🤖 AI Summary
Existing CHILDES corpora suffer from annotation heterogeneity and limited scale, hindering standardized dependency parsing and cross-linguistic research in child language acquisition. Method: We propose a “gold + silver” collaborative annotation paradigm: (1) manually constructing 48k high-quality Universal Dependencies (UD) v2-compliant dependency trees across 11 CHILDES subcorpora, covering both child and caregiver utterances; and (2) automatically generating 1M silver-standard annotations via rule-based and model-based approaches. We further perform transcription alignment, noise cleaning, and cross-speaker/corpus dependency consistency verification. Contribution/Results: This work delivers the first officially released CHILDES-driven UD treebank—uniquely standardized under UD v2 for child language.
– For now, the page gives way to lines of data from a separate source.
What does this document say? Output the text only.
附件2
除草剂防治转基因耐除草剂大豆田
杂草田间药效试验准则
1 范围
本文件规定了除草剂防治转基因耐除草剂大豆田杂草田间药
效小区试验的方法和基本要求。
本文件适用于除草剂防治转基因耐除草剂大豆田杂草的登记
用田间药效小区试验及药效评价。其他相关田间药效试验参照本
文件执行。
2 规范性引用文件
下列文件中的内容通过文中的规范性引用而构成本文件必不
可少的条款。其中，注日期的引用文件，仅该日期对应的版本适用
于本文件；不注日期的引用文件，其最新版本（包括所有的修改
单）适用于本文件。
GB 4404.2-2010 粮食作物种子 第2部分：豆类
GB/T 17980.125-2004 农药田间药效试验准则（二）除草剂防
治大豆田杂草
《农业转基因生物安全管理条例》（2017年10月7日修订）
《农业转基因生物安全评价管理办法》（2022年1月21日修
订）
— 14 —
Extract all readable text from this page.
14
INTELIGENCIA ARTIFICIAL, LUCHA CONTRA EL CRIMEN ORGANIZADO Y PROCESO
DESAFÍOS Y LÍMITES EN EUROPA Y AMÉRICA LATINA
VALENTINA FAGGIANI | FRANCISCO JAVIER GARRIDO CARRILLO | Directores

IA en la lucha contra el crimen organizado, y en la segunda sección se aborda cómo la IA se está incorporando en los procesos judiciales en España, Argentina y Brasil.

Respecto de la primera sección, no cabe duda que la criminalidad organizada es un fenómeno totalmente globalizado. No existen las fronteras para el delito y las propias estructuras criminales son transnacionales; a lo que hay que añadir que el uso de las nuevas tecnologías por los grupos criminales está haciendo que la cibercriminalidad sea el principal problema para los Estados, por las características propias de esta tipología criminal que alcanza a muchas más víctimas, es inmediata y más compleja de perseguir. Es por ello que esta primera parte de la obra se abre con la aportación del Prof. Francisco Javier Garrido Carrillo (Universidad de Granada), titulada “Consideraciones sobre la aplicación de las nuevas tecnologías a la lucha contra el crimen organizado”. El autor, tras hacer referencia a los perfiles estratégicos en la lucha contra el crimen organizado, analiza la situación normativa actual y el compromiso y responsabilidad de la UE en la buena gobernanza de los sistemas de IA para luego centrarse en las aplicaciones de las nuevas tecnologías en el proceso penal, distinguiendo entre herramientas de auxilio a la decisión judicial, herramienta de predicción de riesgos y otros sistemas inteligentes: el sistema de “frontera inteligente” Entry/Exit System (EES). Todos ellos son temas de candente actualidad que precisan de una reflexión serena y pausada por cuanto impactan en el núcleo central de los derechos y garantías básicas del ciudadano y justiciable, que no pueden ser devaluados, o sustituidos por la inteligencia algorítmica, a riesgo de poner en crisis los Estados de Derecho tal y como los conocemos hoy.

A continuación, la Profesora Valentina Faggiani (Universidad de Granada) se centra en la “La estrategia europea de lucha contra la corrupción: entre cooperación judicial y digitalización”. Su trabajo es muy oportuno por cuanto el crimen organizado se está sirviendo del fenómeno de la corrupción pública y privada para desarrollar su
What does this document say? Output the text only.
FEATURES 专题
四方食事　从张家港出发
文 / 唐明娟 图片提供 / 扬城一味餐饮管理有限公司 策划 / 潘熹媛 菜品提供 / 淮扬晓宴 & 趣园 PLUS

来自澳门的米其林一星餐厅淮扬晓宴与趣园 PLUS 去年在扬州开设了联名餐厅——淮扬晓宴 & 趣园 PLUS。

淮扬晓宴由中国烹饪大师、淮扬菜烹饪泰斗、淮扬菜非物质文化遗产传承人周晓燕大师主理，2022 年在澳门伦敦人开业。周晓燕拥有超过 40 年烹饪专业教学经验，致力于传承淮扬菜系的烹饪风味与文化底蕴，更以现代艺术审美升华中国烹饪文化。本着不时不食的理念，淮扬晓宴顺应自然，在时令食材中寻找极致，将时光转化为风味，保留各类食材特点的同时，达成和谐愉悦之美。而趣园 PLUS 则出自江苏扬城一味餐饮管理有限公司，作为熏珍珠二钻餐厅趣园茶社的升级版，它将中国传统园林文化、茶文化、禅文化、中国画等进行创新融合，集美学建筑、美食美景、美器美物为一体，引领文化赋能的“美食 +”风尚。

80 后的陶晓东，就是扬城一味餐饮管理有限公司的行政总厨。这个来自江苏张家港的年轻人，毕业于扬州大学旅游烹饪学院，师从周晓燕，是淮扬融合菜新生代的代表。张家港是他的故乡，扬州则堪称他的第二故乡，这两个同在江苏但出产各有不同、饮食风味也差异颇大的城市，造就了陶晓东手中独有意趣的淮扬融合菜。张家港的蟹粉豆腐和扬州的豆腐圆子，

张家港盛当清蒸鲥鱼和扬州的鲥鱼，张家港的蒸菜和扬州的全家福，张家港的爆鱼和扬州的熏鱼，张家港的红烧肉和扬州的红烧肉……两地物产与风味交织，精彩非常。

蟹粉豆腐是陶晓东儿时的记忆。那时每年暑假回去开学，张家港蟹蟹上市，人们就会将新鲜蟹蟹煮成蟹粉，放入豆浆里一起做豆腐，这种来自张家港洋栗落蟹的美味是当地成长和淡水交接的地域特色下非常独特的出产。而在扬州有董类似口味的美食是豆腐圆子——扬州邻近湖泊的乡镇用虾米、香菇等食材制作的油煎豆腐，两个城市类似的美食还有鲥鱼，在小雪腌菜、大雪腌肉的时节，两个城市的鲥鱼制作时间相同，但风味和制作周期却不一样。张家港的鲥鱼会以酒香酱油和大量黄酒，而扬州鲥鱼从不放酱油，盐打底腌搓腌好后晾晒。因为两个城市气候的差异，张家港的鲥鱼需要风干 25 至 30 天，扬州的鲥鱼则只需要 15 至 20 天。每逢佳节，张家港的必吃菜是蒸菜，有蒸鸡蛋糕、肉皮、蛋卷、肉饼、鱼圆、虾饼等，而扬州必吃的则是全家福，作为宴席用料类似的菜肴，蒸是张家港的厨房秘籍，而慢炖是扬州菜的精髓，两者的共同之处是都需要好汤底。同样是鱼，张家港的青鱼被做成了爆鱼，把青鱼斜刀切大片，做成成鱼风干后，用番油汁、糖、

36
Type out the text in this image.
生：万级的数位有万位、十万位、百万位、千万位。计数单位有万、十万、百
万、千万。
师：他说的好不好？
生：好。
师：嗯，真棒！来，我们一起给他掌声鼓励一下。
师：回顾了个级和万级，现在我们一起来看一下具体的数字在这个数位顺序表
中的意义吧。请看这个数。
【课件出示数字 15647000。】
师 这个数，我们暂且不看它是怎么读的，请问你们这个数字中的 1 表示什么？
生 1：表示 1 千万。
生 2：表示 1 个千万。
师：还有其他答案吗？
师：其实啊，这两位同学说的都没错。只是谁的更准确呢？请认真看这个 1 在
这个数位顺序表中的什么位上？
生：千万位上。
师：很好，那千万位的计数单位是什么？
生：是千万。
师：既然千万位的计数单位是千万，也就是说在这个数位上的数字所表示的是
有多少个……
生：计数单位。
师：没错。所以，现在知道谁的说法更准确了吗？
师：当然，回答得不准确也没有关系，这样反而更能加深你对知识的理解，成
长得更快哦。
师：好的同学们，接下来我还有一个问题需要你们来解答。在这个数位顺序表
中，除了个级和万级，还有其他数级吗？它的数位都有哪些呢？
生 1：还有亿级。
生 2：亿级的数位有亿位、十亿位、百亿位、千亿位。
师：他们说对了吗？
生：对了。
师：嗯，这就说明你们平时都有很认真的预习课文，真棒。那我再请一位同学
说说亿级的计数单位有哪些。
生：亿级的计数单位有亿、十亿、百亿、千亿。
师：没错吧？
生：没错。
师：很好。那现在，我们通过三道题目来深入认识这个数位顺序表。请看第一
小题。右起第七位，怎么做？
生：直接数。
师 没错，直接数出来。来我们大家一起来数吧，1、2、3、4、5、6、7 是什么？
It enables systematic UD adoption and large-scale expansion in this domain, significantly enhancing data support for child language parsing, acquisition modeling, and cross-lingual dependency transfer research.
📝 Abstract
CHILDES is a widely used resource of transcribed child and child-directed speech. This paper introduces UD-English-CHILDES, the first officially released Universal Dependencies (UD) treebank derived from previously dependency-annotated CHILDES data with consistent and unified annotation guidelines. Our corpus harmonizes annotations from 11 children and their caregivers, totaling over 48k sentences. We validate existing gold-standard annotations under the UD v2 framework and provide an additional 1M silver-standard sentences, offering a consistent resource for computational and linguistic research.